Party president Gerry Adams said he believes the move will result in job losses and increased prices for consumers.

"Instead of flogging off the State's wealth for a quick buck, the Government should make commercial state companies part and parcel of the solution" he said in the Dáil.

Deputy Adams said it was a "myth" to say that privatisation and deregulation bring competitiveness and efficiencies in State bodies.

"It will mean job losses, increased prices for the consumers and big profits for private speculators," he added.

Sinn Féin Public Expenditure and Reform spokesperson Mary Lou McDonald meanwhile described the state asset disposal announcement as a "bad deal" for citizens and the State’s economic future.

“Selling off parts of successful self-financing commercial State companies is a bad policy decision made by Fine Gael and Labour, despite their best efforts to lay the blame for their decision at the door of the Troika," Deputy McDonald said.

"If this Government was serious about job creation and reinvestment in the economy it would not be paying out tens of billions of citizens hard earned cash to unguaranteed Anglo bondholders."

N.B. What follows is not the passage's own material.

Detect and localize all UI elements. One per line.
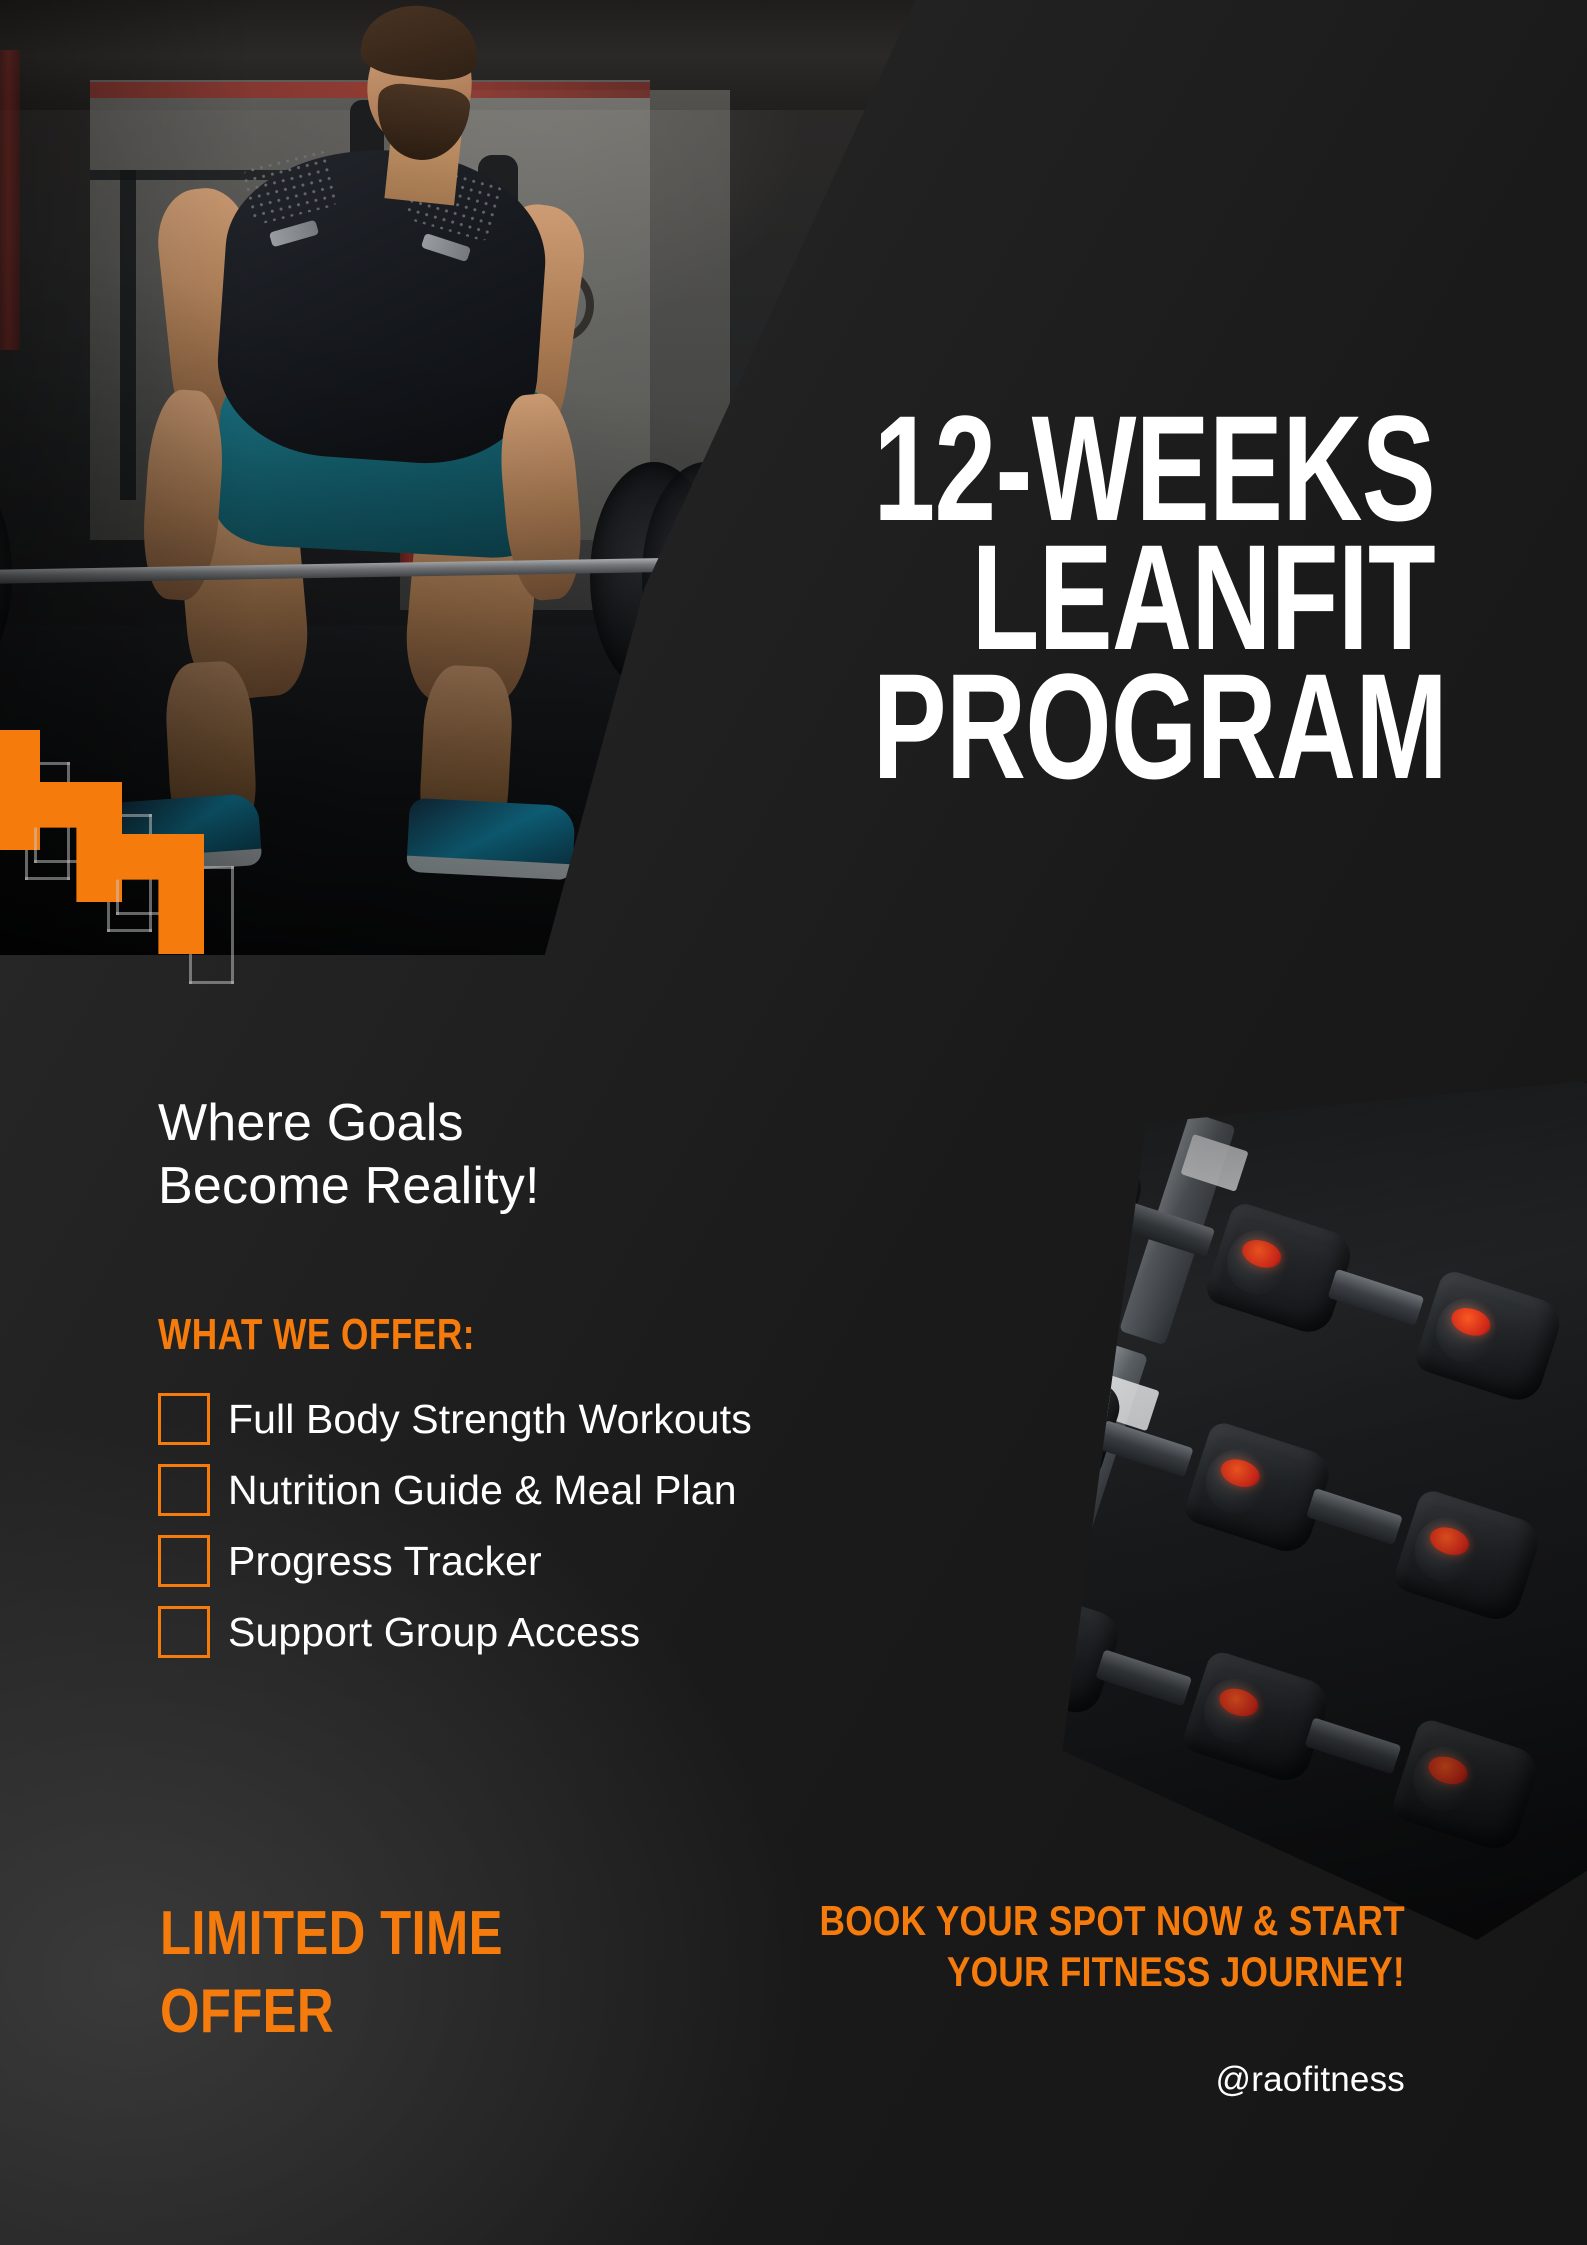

Meanwhile Socialist Party TD and Aer Lingus employee Clare Daly said the privatisation of state assets will come at the cost of jobs and democratic control over vital services and infrastructure.

"A key feature of the crash in Ireland has been a catastrophic collapse in private sector investment," Deputy Daly said.

"Rather than trying to sell off valuable state assets to this same private sector we need instead to be enhancing the role of the state in job creation through both emergency necessary public works and an expansion of state enterprises.

"As a class working people should have democratic control over key aspects of economic life in this country," she added.